For a given sequence of numbers a1, a2, …, an, if we move the first m >= 0 numbers to the end of the seqence, we will obtain another sequence. There are totally n such sequences as the following:
a1, a2, …, an-1, an (where m = 0 - the initial seqence)

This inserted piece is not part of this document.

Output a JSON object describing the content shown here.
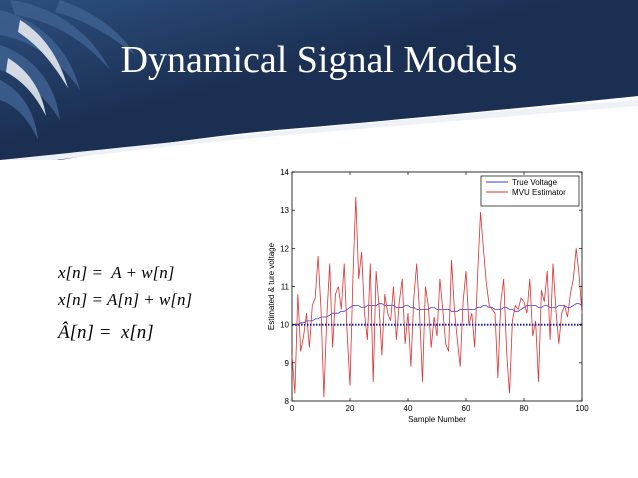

a2, a3, …, an, a1 (where m = 1)
a3, a4, …, an, a1, a2 (where m = 2)
…
an, a1, a2, …, an-1 (where m = n-1)
You are asked to write a program to find the minimum inversion number out of the above sequences.
Input
The input consists of a number of test cases. Each case consists of two lines: the first line contains a positive integer n (n <= 5000); the next line contains a permutation of the n integers from 0 to n-1.
Output
For each case, output the minimum inversion number on a single line.
Sample Input
10
1 3 6 9 0 8 5 7 4 2
Sample Output
16
Author
CHEN, Gaoli
Source
ZOJ Monthly, January 2003
线段树求逆序数,每当你将开头的a[i],移到尾部的时候,逆序数会减少a[i],也会增加n-a[i]-1,所以变化为n-2*a[i]-1,求最小值
#include <iostream>
#include <cstdio>
#include <cstring>
#include <cmath>
#include <queue>
#include <algorithm>
#define LL long long
using namespace std;
const int MAX = 5500;
int Tree[MAX*4];
int a[MAX];
int MM;
int Query(int L,int R,int site,int l,int r)
{
if(l==L&&R==r)
{
return Tree[site];
}
int mid=(L+R)>>1;
if(r<=mid)
{
return Query(L,mid,site<<1,l,r);
}
else if(l>mid)
{
return Query(mid+1,R,site<<1|1,l,r);
}
else
{
return Query(L,mid,site<<1,l,mid)+Query(mid+1,R,site<<1|1,mid+1,r);
}
}
void update(int L,int R,int site,int s)
{
if(L==R)
{
Tree[site]++;
return ;
}
Tree[site]++;
int mid = (L+R)>>1;
if(mid>=s)
{
update(L,mid,site<<1,s);
}
else
{
update(mid+1,R,site<<1|1,s);
}
}
int main()
{
int n;
while(~scanf("%d",&n))
{
memset(Tree,0,sizeof(Tree));
int ans=0;
for(int i=1;i<=n;i++)
{
scanf("%d",&a[i]);//求逆序数
ans+=Query(0,n-1,1,a[i],n-1);
update(0,n-1,1,a[i]);
}
MM = ans;
for(int i=1;i<=n;i++)//进行移位
{
ans=ans+n-2*a[i]-1;
if(ans<MM)
{
MM=ans;
}
}
printf("%d\n",MM);
}
return 0;
}